Treatment options for ulnar deviation
Ulnar deviation is chronic and progressive. The goal of treatment is to help control your symptoms and maintain your quality of life.
Your doctor may recommend taking non-steroidal anti-inflammatory drugs (NSAIDs) to help control any pain or swelling. These include ibuprofen (Advil) and naproxen (Aleve).
Treatment with exercise can also help you control your symptoms.
Depending on the severity of your ulnar deviation, treatment can range from simple wrist, hand, and finger exercises that you can do at home to using a splint to keep your fingers in place.
Talk to your doctor about the best exercise options for you. You can be referred to a physical or occupational therapist to help teach you the correct way to do these exercises.
Your doctor may also recommend home treatments, such as hot or cold water therapy, to help relieve some of your symptoms.
For example, applying heat to the fingers while they are extended can help increase range of motion. Applying ice to the joints can help reduce pain and swelling.

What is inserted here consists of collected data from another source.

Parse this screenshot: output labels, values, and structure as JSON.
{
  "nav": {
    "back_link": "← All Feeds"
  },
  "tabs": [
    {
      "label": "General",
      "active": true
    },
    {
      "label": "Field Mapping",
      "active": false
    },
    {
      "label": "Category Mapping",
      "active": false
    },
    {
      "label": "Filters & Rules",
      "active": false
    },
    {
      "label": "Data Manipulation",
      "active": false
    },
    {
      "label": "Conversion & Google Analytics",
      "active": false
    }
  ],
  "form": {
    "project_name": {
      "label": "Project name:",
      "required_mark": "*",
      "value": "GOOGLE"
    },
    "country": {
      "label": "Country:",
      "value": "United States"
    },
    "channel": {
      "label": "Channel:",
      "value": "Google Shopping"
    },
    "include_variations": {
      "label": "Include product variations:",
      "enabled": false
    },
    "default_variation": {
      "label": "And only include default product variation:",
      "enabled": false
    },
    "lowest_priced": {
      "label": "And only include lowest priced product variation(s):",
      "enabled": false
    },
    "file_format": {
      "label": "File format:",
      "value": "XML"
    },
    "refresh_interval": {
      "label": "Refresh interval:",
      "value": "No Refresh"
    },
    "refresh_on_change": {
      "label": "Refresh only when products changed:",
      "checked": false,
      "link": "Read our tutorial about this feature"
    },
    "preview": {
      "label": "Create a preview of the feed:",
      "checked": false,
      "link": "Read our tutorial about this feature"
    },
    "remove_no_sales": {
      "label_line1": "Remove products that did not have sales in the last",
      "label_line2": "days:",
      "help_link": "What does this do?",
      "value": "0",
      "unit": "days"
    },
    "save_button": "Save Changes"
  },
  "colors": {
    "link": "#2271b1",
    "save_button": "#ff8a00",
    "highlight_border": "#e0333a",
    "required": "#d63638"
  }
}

In more severe cases, laser treatment can help reduce pain and tenderness. Transcutaneous nerve stimulation, which uses electricity to treat pain, can also help reduce pain associated with ulnar deviation.
Your outlook depends on how severe your ulnar deviation is or how advanced it has been. You may be able to relieve your symptoms without any impact on your daily life. In some cases, with enough physical therapy and treatment, your symptoms may not be noticeable at all.
If an underlying condition, such as RA or lupus, is causing your ulnar deviation, your doctor may recommend a long-term treatment plan to manage your symptoms and improve your overall health. If left untreated, this underlying condition can cause additional complications.
Can you prevent the progression of the disease?
If your doctor diagnoses you with ulnar deviation early enough, they may recommend that you wear splints to prevent your fingers from bending more than they already have.
Splints that can help slow disease progression include:
- Hand rest splints, which you usually wear at night on the wrist and fingers to relax the MCP joint and reduce inflammation and pain.
- MCP joint splints, which you can wear throughout the day to support your fingers and help grip with less pain.
- Exercise splints, which support your MCP joint when you extend or flex your fingers to help reduce joint stiffness or inflammation.
You can also make some lifestyle changes to avoid putting too much stress on your joints:
- Use both hands to hold heavy objects.
- Avoid using handles on objects such as flower pots or coffee cups.
- Try not to do too many activities that move your fingers in an ulnar direction, such as doorknobs or opening jugs.